Mussel farms are mainly found in Bacoor and Manila Bays in Luzon as well as in Sapian Bay in West Visayas, Maqueda Bay in East Visayas and in a number of bays and inlets along the northern coast of Panay Island.

“This bivalve species reaches sexual maturity within the first year and spawns with the rising of seawater temperature,” Aypa wrote. “In the Philippines, mussels spawns year-round, however, the peak period of spawning and setting is in April and May and again in September to October. Eggs and sperms are shed separately and fertilization occurs in the water.”

There are many ways of growing mussels but Filipino marine scientists are recommending the use of the longline system of mussel growing.

A kind of hanging method, it is different from the stake method, the traditional way of culturing the young mussels (spats) in bamboo stakes or poles.

“In this method, the bamboo poles act as a wall or barrier to the runoff from the uplands resulting in siltation,” explained Rodolfo De Guzman, of the Science and Technology Information Institute (STII). “In time, the accumulated silt makes the waters shallow and is no longer suitable for mussel culture.”

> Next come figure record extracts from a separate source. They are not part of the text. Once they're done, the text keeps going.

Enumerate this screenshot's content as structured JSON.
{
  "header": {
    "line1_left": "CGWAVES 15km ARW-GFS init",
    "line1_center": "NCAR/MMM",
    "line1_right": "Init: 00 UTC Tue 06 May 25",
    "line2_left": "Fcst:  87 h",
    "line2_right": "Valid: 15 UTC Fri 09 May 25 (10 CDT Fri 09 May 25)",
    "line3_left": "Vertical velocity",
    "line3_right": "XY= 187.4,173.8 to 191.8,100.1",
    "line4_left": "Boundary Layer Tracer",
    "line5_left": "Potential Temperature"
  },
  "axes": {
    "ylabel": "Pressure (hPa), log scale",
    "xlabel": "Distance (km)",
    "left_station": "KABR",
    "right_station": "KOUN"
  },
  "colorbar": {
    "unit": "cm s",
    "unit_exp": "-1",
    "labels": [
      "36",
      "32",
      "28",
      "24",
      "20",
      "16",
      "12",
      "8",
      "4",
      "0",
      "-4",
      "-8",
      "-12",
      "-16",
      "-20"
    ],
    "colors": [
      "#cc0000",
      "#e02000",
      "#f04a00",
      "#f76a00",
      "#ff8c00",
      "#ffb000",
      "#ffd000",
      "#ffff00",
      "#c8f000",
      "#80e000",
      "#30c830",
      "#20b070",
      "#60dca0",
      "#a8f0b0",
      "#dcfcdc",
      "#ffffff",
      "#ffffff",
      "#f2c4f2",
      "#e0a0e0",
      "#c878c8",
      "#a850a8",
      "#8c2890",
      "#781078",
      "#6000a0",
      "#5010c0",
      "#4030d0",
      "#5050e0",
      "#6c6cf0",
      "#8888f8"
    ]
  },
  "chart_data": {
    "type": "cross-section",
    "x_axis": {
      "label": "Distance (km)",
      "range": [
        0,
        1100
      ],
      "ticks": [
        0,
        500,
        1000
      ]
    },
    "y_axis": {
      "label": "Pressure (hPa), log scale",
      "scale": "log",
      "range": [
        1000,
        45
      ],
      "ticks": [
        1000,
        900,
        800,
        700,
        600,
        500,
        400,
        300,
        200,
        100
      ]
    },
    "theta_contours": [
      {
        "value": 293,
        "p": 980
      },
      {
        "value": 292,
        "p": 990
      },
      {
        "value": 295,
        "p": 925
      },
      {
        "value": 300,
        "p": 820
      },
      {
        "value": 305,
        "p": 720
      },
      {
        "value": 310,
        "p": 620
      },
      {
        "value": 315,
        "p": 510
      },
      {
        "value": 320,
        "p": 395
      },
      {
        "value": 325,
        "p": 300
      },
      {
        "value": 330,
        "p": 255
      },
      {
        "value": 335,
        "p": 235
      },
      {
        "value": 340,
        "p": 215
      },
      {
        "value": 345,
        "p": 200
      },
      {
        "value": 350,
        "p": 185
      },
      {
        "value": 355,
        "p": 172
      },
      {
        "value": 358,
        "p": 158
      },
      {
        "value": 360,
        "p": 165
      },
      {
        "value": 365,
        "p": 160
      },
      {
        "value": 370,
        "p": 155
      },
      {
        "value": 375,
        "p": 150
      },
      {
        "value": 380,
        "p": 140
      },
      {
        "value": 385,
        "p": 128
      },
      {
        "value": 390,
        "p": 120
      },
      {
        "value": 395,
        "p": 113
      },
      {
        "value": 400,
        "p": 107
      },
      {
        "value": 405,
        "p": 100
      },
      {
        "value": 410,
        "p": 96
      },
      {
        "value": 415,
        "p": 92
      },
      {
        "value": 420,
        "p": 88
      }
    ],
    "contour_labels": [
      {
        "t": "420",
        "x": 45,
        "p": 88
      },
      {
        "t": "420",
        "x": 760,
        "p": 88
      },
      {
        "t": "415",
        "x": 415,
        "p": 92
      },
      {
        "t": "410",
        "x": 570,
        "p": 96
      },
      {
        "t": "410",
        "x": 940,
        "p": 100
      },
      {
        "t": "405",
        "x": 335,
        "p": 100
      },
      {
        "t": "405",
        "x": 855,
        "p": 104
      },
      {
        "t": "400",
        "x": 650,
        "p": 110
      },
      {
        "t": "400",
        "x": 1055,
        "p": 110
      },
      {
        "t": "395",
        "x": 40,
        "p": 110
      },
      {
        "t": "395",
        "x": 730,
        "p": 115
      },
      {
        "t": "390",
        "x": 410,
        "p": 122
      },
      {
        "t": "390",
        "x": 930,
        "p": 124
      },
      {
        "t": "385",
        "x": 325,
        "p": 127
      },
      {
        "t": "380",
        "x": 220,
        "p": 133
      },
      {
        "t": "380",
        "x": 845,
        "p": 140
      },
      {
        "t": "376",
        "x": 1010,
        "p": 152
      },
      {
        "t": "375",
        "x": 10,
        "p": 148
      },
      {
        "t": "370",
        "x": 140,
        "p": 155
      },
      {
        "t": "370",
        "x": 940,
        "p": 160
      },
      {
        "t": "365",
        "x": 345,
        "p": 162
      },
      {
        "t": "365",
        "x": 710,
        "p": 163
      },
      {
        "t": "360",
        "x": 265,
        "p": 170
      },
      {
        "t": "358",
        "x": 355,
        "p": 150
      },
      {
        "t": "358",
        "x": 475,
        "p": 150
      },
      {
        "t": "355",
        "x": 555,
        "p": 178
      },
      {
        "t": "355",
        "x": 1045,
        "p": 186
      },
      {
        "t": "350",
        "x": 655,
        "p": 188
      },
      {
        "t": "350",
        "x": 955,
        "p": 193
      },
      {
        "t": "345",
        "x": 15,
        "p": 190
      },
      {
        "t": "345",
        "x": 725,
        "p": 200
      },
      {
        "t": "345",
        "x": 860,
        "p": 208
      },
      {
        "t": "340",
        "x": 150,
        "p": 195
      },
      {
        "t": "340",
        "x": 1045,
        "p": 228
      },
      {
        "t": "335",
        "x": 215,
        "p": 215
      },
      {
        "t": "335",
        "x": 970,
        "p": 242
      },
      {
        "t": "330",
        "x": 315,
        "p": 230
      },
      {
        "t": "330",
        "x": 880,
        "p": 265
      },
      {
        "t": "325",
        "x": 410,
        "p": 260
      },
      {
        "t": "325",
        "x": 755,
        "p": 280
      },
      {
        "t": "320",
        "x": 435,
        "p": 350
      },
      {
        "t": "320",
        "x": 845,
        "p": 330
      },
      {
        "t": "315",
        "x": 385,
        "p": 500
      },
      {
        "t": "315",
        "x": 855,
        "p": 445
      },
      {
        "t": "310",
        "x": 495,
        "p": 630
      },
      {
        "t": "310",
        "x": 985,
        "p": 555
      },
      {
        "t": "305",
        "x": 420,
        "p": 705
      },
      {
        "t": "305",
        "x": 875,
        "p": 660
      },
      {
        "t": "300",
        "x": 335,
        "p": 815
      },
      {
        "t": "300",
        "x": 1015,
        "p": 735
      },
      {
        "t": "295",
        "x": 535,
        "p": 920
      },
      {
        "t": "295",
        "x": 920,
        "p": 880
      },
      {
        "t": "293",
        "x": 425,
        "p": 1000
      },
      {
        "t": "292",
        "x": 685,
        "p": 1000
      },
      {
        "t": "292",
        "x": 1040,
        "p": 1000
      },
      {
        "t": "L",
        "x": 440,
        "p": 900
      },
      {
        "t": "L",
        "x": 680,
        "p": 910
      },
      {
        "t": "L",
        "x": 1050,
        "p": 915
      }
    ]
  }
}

In the longline method, the young mussels are literally hanging on the line that is submerged in the water. This is the reason why it is sometimes called sampayan, the Filipino term for clothesline.

“The cost of the longline is much lower than the stake method that uses bamboo, which is more expensive,” De Guzman wrote.

The longline culture system is already practiced in New Zealand but the local counterpart is a cheaper version. It was modified by PCAARRD.

Aside from being inexpensive, the longline method is easy to manage and maintain. The spats are collected from the wild using spat collectors made of coconut husks, which are generally thrown away. – ###

Mussels ready for the market.
Collection of mussel shell samples for the study.